Page 99 of The Glittering Edge

“I don’t know.”

“Why not?”

“Because I’m not going to be an outcast like Alonso De Luca. He’s alone. He’s always going to be alone. I don’t want that life.”

Penny’s hands tighten on the steering wheel. “What about your grandfather? Did he have a reason to use magic on the Barrions?”

“My grandfather didn’t care about them. He got their money for our family’s land, and he gambled it away before he died. Left our family with nothing.”

Penny sighs. This isn’t getting her anywhere. Dylan doesn’t practice magic, and it sounds like her grandfather didn’t, either.

Suddenly Dylan straightens up, her eyes going foggy for a second before her regular old sneer is back. “Take a right onto Wagner Street.”

“What?”

“I said take a right.” Dylan crosses her legs and starts texting.

So that’s it. The truth serum is out of her system, and Dylan is acting totally normal, like none of it happened. Penny tries to relax, but she keeps glancing at her passenger.

Dylan glares at her. “Why do you keep looking at me like that? I’m just drunk, I’m not going to—”

And that’s when she vomits.

Penny gasps as Dylan empties her stomach onto the car floor. “Oh my god, are you okay?”

“Fuck,” Dylan says, and then she vomits again.

Penny’s heart races. “I’m going to open the windows. I’ll turn around and take you to the hospital—”

“No,” Dylan says through coughs. “No, I… I’m not okay. He doesn’t love me.”

“What? Who?”

Dylan wipes the corner of her mouth and laughs. “Corey. And I’ve tried to stop loving him, but I can’t. I’ll never get anyone like him ever again, so I need to keep him no matter what. Because I… because nobody can see past all the… all the…”

Dylan is shaking. Violently.

Penny pulls over and puts the car in park. There’s no other traffic; they’re alone in the quiet evening. She grabs her phone to call 911, but Dylan grabs her hand, digging her nails into Penny’s skin. Penny lets out a cry, and her phone falls onto the floor by Dylan’s feet, narrowly missing the vomit.

Dylan doesn’t let go of Penny’s hand. Her eyes are unfocused, and when her mouth opens, an avalanche of words come out.

“I want to leave this town. I want to go somewhere and start over. Where nobody knows what I’ve done.” Her eyes open wide; they’re unblinking. “What’s wrong with me? Am I a sociopath?”

Whatever was in that vial wasn’t a simple truth serum. Either Alonso messed it up, or he lied to her.

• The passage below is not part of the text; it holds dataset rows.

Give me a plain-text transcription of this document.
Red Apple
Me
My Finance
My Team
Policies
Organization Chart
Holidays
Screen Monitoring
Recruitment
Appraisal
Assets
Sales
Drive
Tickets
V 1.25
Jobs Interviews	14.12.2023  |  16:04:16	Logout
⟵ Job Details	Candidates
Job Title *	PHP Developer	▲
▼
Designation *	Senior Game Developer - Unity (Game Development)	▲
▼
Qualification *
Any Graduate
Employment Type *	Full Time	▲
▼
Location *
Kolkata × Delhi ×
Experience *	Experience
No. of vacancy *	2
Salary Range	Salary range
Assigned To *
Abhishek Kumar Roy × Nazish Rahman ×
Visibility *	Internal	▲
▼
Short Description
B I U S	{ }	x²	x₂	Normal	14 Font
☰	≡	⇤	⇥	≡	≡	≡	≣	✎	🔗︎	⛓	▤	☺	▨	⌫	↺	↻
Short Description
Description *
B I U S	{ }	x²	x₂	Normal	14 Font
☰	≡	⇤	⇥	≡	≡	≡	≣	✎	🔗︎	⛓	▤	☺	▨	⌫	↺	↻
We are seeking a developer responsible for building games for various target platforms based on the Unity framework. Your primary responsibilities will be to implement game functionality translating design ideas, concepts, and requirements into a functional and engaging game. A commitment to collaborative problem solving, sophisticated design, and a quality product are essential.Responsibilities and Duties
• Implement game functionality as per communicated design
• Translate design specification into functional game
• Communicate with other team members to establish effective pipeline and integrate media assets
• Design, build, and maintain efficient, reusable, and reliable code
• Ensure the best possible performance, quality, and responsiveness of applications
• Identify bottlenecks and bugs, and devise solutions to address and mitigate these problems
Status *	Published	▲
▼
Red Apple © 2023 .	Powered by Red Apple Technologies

“I… I don’t know,” Penny says. “If you’re worried about being a sociopath, I don’t think you are one. Will you please let me take you to the hospital?”

It’s as if Dylan doesn’t even hear her. Instead, she’s running her free hand over her own face, into her hair. She’s blinking rapidly like she can barely see what’s in front of her. Penny’s heart is racing. She wants to drive to the hospital, but this part of the county isn’t familiar. Idlewood is tiny, but Penny lives near Main Street, and out here it’s a mess of country roads and farms and dirt driveways.

Then Dylan stops shaking. She’s staring at Penny with an unreadable expression.

“You know,” Dylan says, her face tearstained, “Corey has never once looked at me the way Alonso looks at you.”

It’s as though an ocean tide has caught Penny by surprise, and she’s flipping head over feet, unsure which way is up.

“Corey cares about you, Dylan,” Penny says, but the words are empty. And maybe it doesn’t matter. Dylan knows he doesn’t love her, but it hasn’t stopped her from being with him. It’s only made her try harder.

And it’s breaking her. Penny can see it written across Dylan’s face.